Just as he did, I always thought of CBS News back in the old days as being the gold standard of broadcast journalism. We both had great respect for the news organization that Edward R. Murrow built starting during World War II.
Murrow’s gutsy reporting got too much for CBS head Bill Paley and he was forced out, but others, people like Walter Cronkite and Dan Rather continued that tradition, and were backed at crucial times such as the Watergate scandal by CBS President Frank Stanton and Paley.
But, Rather now says that changed and the network decided not to continue in the CBS News Murrow and Cronkite tradition, opting to trend toward entertainment, and forcing him out in the process. He also says the switch didn’t work, ratings fell, and now the network has decided to, fortunately, go back to practicing serious journalism.
Meanwhile, though 80 years old, he continues to do weekly news documentaries for the HDNet. And, as the flap of the book says, he would like to see more investigative journalism programs like his, “even in the face of corporatization, politization, and trivialization of the news”.
The flap also says, “Dan Rather also makes an eloquent case for the critical importance of a free and independent press as a check on political power, and its responsibility to be the voice of the people, to force government to be fair, reasonable, and democratic.” Amen.

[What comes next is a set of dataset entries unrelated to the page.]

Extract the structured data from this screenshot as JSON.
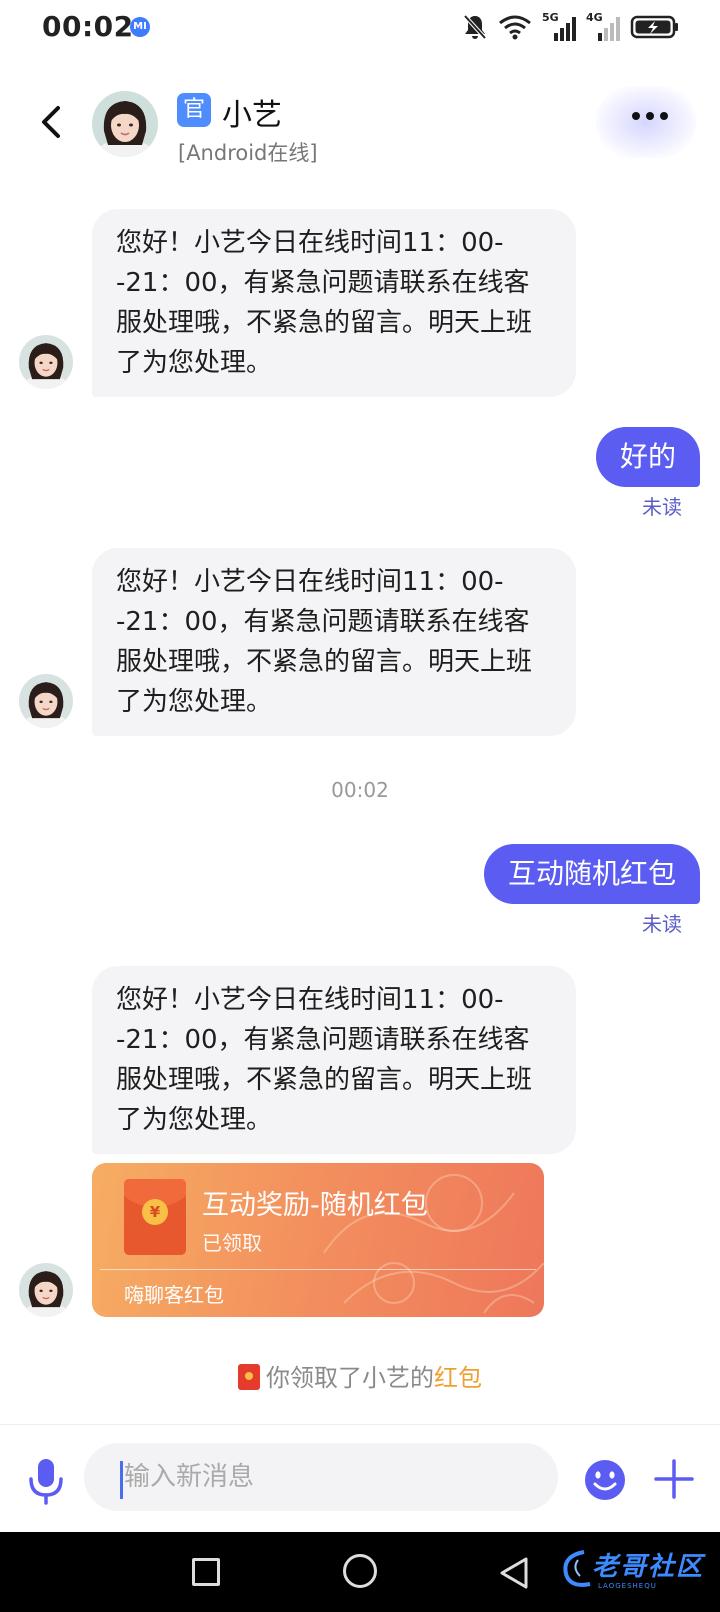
{
  "status_bar": {
    "time": "00:02",
    "mi_badge": "MI",
    "signal_5g": "5G",
    "signal_4g": "4G"
  },
  "header": {
    "official_badge": "官",
    "contact_name": "小艺",
    "contact_status": "[Android在线]"
  },
  "messages": [
    {
      "type": "incoming",
      "text": "您好！小艺今日在线时间11：00--21：00，有紧急问题请联系在线客服处理哦，不紧急的留言。明天上班了为您处理。"
    },
    {
      "type": "outgoing",
      "text": "好的",
      "status": "未读"
    },
    {
      "type": "incoming",
      "text": "您好！小艺今日在线时间11：00--21：00，有紧急问题请联系在线客服处理哦，不紧急的留言。明天上班了为您处理。"
    },
    {
      "type": "time",
      "text": "00:02"
    },
    {
      "type": "outgoing",
      "text": "互动随机红包",
      "status": "未读"
    },
    {
      "type": "incoming",
      "text": "您好！小艺今日在线时间11：00--21：00，有紧急问题请联系在线客服处理哦，不紧急的留言。明天上班了为您处理。"
    }
  ],
  "red_packet": {
    "title": "互动奖励-随机红包",
    "status": "已领取",
    "footer": "嗨聊客红包",
    "coin_symbol": "¥"
  },
  "system_message": {
    "prefix": "你领取了小艺的",
    "highlight": "红包"
  },
  "input_bar": {
    "placeholder": "输入新消息"
  },
  "watermark": {
    "text": "老哥社区",
    "sub": "LAOGESHEQU"
  },
  "colors": {
    "accent": "#5b5cf2",
    "incoming_bubble": "#f4f4f6",
    "read_status": "#5a5cc8",
    "red_packet_start": "#f6ad63",
    "red_packet_end": "#ee775b",
    "highlight": "#f0a030"
  },
  "icons": {
    "back": "chevron-left-icon",
    "more": "more-dots-icon",
    "mic": "microphone-icon",
    "emoji": "emoji-smile-icon",
    "plus": "plus-icon",
    "dnd": "bell-off-icon",
    "wifi": "wifi-icon",
    "battery": "battery-charging-icon"
  }
}
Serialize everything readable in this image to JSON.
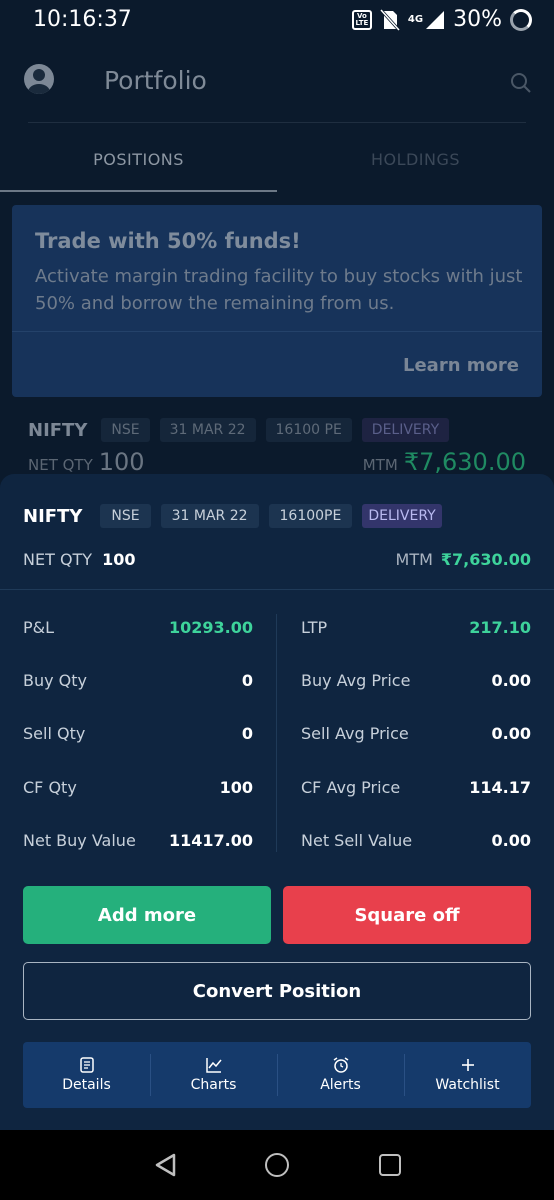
{
  "status_bar": {
    "time": "10:16:37",
    "battery": "30%",
    "volte": "Vo LTE",
    "network": "4G"
  },
  "header": {
    "title": "Portfolio"
  },
  "tabs": [
    {
      "label": "POSITIONS"
    },
    {
      "label": "HOLDINGS"
    }
  ],
  "promo": {
    "title": "Trade with 50% funds!",
    "text": "Activate margin trading facility to buy stocks with just 50% and borrow the remaining from us.",
    "link": "Learn more"
  },
  "background_row": {
    "symbol": "NIFTY",
    "exchange": "NSE",
    "expiry": "31 MAR 22",
    "strike": "16100 PE",
    "product": "DELIVERY",
    "net_qty_label": "NET QTY",
    "net_qty": "100",
    "mtm_label": "MTM",
    "mtm": "₹7,630.00"
  },
  "sheet": {
    "symbol": "NIFTY",
    "exchange": "NSE",
    "expiry": "31 MAR 22",
    "strike": "16100PE",
    "product": "DELIVERY",
    "net_qty_label": "NET QTY",
    "net_qty": "100",
    "mtm_label": "MTM",
    "mtm": "₹7,630.00",
    "left_stats": [
      {
        "label": "P&L",
        "value": "10293.00"
      },
      {
        "label": "Buy Qty",
        "value": "0"
      },
      {
        "label": "Sell Qty",
        "value": "0"
      },
      {
        "label": "CF Qty",
        "value": "100"
      },
      {
        "label": "Net Buy Value",
        "value": "11417.00"
      }
    ],
    "right_stats": [
      {
        "label": "LTP",
        "value": "217.10"
      },
      {
        "label": "Buy Avg Price",
        "value": "0.00"
      },
      {
        "label": "Sell Avg Price",
        "value": "0.00"
      },
      {
        "label": "CF Avg Price",
        "value": "114.17"
      },
      {
        "label": "Net Sell Value",
        "value": "0.00"
      }
    ],
    "buttons": {
      "add_more": "Add more",
      "square_off": "Square off",
      "convert": "Convert Position"
    },
    "actions": [
      {
        "label": "Details",
        "icon": "document-icon"
      },
      {
        "label": "Charts",
        "icon": "chart-icon"
      },
      {
        "label": "Alerts",
        "icon": "alarm-clock-icon"
      },
      {
        "label": "Watchlist",
        "icon": "plus-icon"
      }
    ]
  },
  "colors": {
    "accent_green": "#3ed39b",
    "add_button": "#25b07c",
    "square_off_button": "#e8404c",
    "sheet_bg": "#0f2540"
  }
}
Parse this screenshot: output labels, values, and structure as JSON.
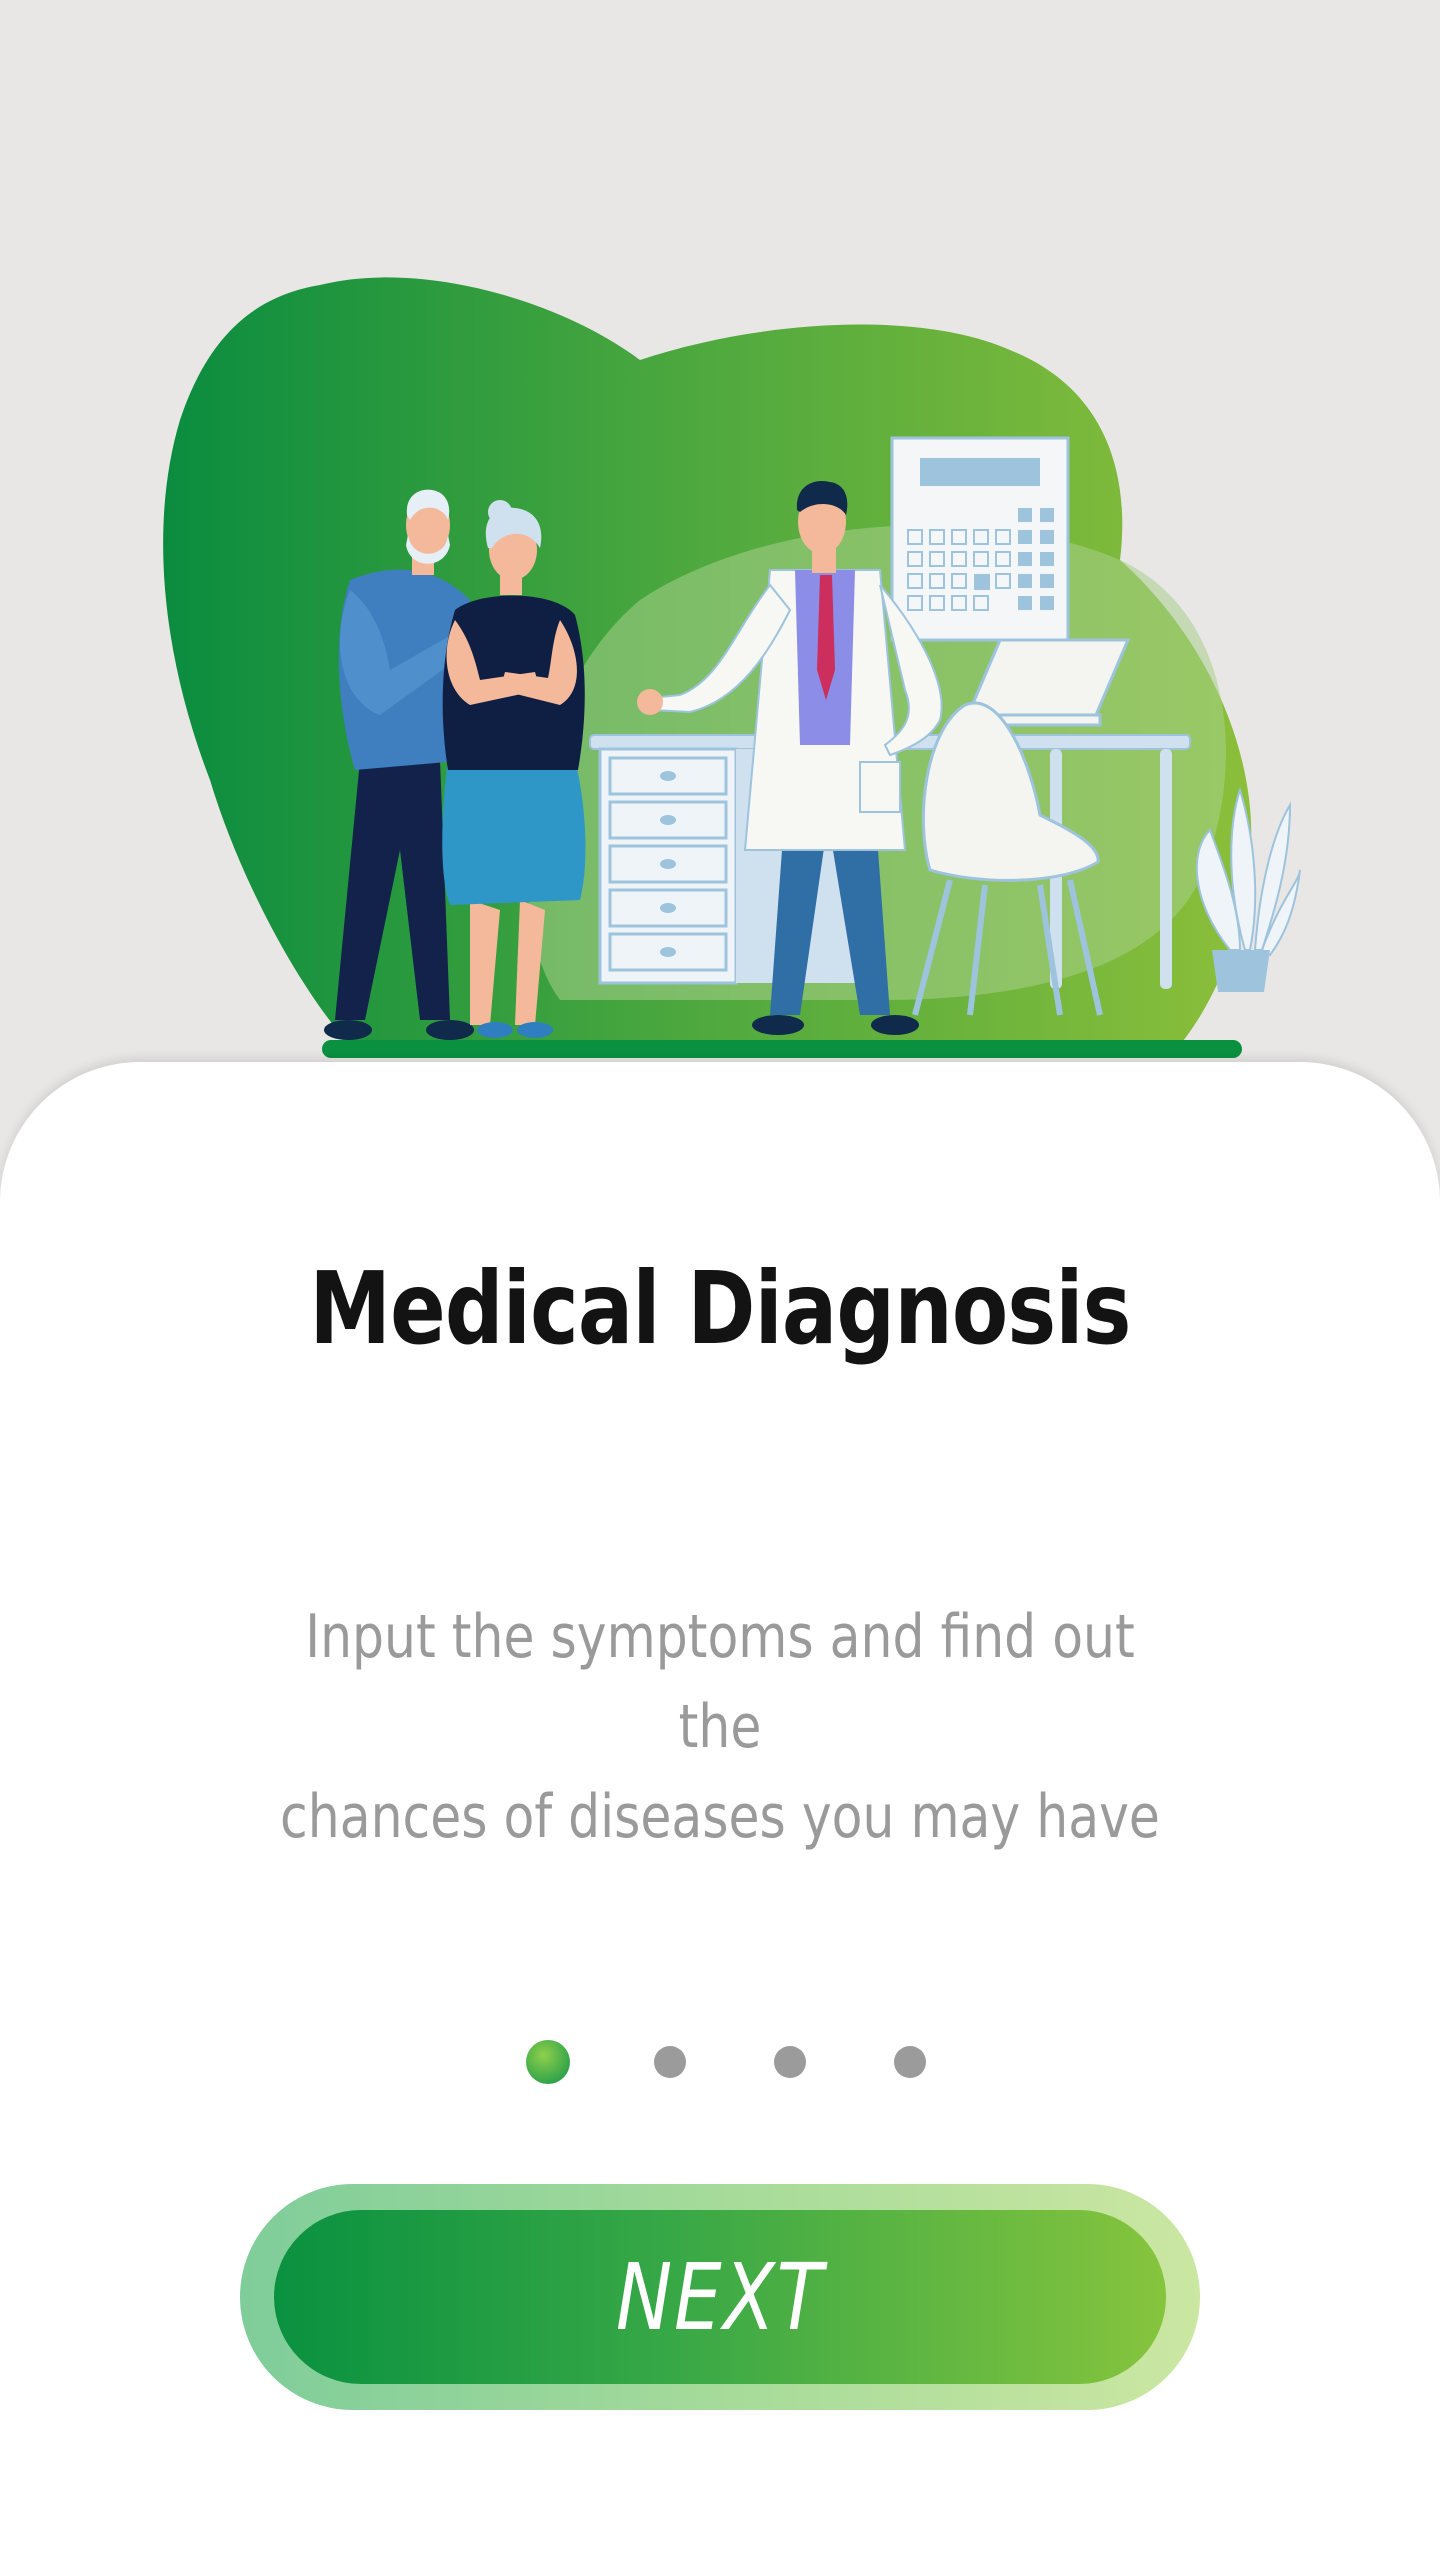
{
  "onboarding": {
    "illustration": "doctor-consultation-illustration",
    "title": "Medical Diagnosis",
    "description_line1": "Input the symptoms and find out the",
    "description_line2": "chances of diseases you may have",
    "pagination": {
      "total": 4,
      "current": 1
    },
    "next_label": "NEXT"
  },
  "colors": {
    "background": "#e9e7e6",
    "card": "#ffffff",
    "accent_green": "#0a9140",
    "accent_lime": "#86c43d",
    "title_text": "#131313",
    "body_text": "#9a9a9a",
    "inactive_dot": "#9b9b9b"
  }
}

He spends a lot of time in the book defending the report about former President George W. Bush’s alleged disobeying a direct order, and either going AWOL or being a deserter while in the Texas Air National Guard. That was the story that caused the network to force him out, he says. To this day, he maintains the report was correct. Not everyone agrees.
All in all, the book was a page-turner for me. He made a lot of enemies during his tenure at CBS News, and he admits that and thinks making people angry is going to happen when investigative reporters do their jobs. But, the fact is, he was and still is a courageous reporter, and it paid off for him for a long time. And he’s still at it.